Güney Kore, halihazırda Aden Körfezi'nde konuşlanan donanmanın korsanlıkla mücadele biriminin operasyon sahasını geçici olarak genişletmek amacıyla Hürmüz Boğazı'na asker gönderme kararı aldı.
Hürmüz Boğazı'na gönderilecek askerlerin, ABD liderliğindeki koalisyona katılmayacağı, bağımsız hareket edeceği bildirildi.
Askerlerin temel görevinin, Hürmüz Boğazı'ndaki Güney Kore gemilerini ve vatandaşlarını korumak olacağı belirtildi.
Avrupa Birliği’ne (AB) üye 8 ülke; Belçika, Danimarka, Fransa, Almanya, Yunanistan, İtalya, Hollanda ve Portekiz’in de Hürmüz Boğazı’nda Avrupa öncülüğünde bir deniz gücüne destek verdiği belirliyor.
ABD – İran rejimi gerginliği
Japonya Başbakanı Şinzo Abe'nin 13 Haziran 2019’daki Tahran ziyareti sırasında, Hürmüz Boğazı'nın güneyindeki Umman Körfezi'nde biri Japonya, diğeri Norveç'e ait iki tankere saldırı düzenlenmişti. Saldırıya ilişkin ABD ve İran İslam Cumhuriyeti birbirini suçlamıştı.

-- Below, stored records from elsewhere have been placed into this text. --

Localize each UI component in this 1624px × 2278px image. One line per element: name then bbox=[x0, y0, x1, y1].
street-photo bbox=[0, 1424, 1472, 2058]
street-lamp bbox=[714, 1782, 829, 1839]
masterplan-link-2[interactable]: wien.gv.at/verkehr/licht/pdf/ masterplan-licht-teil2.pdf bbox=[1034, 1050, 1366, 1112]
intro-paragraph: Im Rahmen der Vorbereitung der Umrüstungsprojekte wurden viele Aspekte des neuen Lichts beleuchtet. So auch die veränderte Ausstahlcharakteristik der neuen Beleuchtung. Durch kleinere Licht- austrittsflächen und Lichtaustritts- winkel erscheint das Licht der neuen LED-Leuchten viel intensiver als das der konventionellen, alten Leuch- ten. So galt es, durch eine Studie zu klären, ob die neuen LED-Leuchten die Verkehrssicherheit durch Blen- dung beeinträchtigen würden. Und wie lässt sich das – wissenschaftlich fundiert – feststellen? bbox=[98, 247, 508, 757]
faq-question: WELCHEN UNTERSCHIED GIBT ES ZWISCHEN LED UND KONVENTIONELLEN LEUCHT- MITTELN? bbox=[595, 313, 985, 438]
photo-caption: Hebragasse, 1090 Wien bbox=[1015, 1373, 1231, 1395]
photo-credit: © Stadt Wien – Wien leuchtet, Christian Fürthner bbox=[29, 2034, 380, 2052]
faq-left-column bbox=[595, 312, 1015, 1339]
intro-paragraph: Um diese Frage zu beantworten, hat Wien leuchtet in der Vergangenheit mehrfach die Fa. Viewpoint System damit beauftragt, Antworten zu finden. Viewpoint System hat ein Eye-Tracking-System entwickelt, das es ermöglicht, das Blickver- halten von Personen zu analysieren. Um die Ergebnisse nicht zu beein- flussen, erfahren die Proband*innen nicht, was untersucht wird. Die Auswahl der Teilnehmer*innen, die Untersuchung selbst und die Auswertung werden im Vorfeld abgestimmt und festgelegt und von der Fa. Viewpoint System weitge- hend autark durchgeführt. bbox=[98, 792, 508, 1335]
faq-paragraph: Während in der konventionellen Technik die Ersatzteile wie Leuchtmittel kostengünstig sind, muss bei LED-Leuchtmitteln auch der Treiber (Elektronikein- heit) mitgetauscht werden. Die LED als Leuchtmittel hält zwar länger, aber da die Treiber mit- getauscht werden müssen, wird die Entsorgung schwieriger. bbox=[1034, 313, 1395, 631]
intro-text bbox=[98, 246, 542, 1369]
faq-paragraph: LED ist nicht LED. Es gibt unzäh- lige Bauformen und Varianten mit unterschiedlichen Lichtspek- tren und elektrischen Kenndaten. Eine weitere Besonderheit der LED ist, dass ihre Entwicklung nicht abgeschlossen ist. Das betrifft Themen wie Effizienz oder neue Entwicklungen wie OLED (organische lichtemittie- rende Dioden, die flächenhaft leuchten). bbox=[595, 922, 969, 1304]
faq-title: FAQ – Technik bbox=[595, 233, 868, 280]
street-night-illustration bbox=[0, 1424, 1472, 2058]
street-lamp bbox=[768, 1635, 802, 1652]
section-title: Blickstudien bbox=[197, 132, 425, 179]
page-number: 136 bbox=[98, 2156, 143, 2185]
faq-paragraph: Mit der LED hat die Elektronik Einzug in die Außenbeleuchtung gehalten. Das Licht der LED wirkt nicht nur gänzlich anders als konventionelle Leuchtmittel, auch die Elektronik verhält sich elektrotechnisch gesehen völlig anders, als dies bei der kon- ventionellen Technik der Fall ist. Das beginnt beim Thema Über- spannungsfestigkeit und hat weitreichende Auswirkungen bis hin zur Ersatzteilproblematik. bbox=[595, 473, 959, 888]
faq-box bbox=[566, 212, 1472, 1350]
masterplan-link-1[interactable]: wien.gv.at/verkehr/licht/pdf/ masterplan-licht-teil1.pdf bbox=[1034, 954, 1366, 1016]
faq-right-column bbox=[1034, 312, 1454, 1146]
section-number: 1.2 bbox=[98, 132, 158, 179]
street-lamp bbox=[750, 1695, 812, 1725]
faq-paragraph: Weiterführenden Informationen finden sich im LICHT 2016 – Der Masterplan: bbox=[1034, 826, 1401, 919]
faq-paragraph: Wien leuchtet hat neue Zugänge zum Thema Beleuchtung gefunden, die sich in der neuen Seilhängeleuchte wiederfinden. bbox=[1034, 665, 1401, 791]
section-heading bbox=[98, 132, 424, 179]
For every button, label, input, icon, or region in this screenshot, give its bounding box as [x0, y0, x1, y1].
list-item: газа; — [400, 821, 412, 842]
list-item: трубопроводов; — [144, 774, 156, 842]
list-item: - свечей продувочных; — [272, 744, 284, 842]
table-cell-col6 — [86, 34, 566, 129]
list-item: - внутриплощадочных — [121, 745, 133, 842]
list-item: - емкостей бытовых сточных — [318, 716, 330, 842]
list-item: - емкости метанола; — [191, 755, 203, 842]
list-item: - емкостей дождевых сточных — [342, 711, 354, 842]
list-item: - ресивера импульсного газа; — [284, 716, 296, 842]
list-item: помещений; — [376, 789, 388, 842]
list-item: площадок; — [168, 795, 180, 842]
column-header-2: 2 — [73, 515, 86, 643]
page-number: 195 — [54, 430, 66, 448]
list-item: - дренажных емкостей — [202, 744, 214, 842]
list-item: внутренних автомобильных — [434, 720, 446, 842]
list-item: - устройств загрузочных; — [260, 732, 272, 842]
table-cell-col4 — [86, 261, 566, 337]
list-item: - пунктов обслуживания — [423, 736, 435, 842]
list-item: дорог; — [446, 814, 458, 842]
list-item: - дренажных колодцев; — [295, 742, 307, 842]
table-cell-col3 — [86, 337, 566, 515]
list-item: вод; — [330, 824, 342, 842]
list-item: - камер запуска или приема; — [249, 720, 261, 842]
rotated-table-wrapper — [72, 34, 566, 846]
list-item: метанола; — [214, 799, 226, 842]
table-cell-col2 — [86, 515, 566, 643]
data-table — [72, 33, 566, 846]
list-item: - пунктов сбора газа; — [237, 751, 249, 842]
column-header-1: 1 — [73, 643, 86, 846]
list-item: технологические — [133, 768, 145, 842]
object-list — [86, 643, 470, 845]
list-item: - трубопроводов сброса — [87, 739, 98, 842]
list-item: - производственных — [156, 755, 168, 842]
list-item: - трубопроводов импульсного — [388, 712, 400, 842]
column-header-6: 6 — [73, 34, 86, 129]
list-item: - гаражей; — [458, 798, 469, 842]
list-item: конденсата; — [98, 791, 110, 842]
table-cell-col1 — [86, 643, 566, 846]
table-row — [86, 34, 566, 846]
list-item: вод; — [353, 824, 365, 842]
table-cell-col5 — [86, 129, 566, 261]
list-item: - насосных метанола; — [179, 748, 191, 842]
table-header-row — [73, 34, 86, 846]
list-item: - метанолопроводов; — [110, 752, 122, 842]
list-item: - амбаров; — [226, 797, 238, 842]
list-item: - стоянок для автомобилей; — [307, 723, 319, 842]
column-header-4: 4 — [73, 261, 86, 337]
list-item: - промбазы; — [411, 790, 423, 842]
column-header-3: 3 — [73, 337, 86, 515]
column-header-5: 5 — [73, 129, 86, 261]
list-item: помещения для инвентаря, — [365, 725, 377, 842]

Bölgede, "seyrüsefer güvenliğini sağlamak için" uluslararası koalisyon kurma girişiminde bulunan ABD yönetimine, İngiltere haricinde, Avrupa ülkeleri olumsuz yanıt verdi. Avrupa Birliği (AB) ve Japonya ayrı şekilde bölgeye donanma gücü göndereceğini duyurdu.
Basra Körfezi ve çevresindeki güvenliğin bölge ülkeleriyle sağlanması gerektiğini belirten İran rejimi, bu kapsamda Basra Körfezi'nin güvenliği konusunda bölge ülkelerinin iş birliğini öngören "Hürmüz Barış Girişimi" adını verdiği plana, Körfez'deki ülkelerin katılmasını istedi. Körfez ülkeleri arasında sadece Katar ve Umman, Tahran'ın planına ilgi gösterdi.
ABD'nin İran rejimi Devrim Muhafızları (Pasdaran) Kudüs Gücü Komutanı Kasım Süleymani'yi Irak'ta hava saldırısında öldürmesi ve ardından İran rejiminin Irak ve Güney Kürdistan’daki ABD üslerine düzenlediği füze saldırıları, bölgede gerginliği yeniden tırmandırmıştı.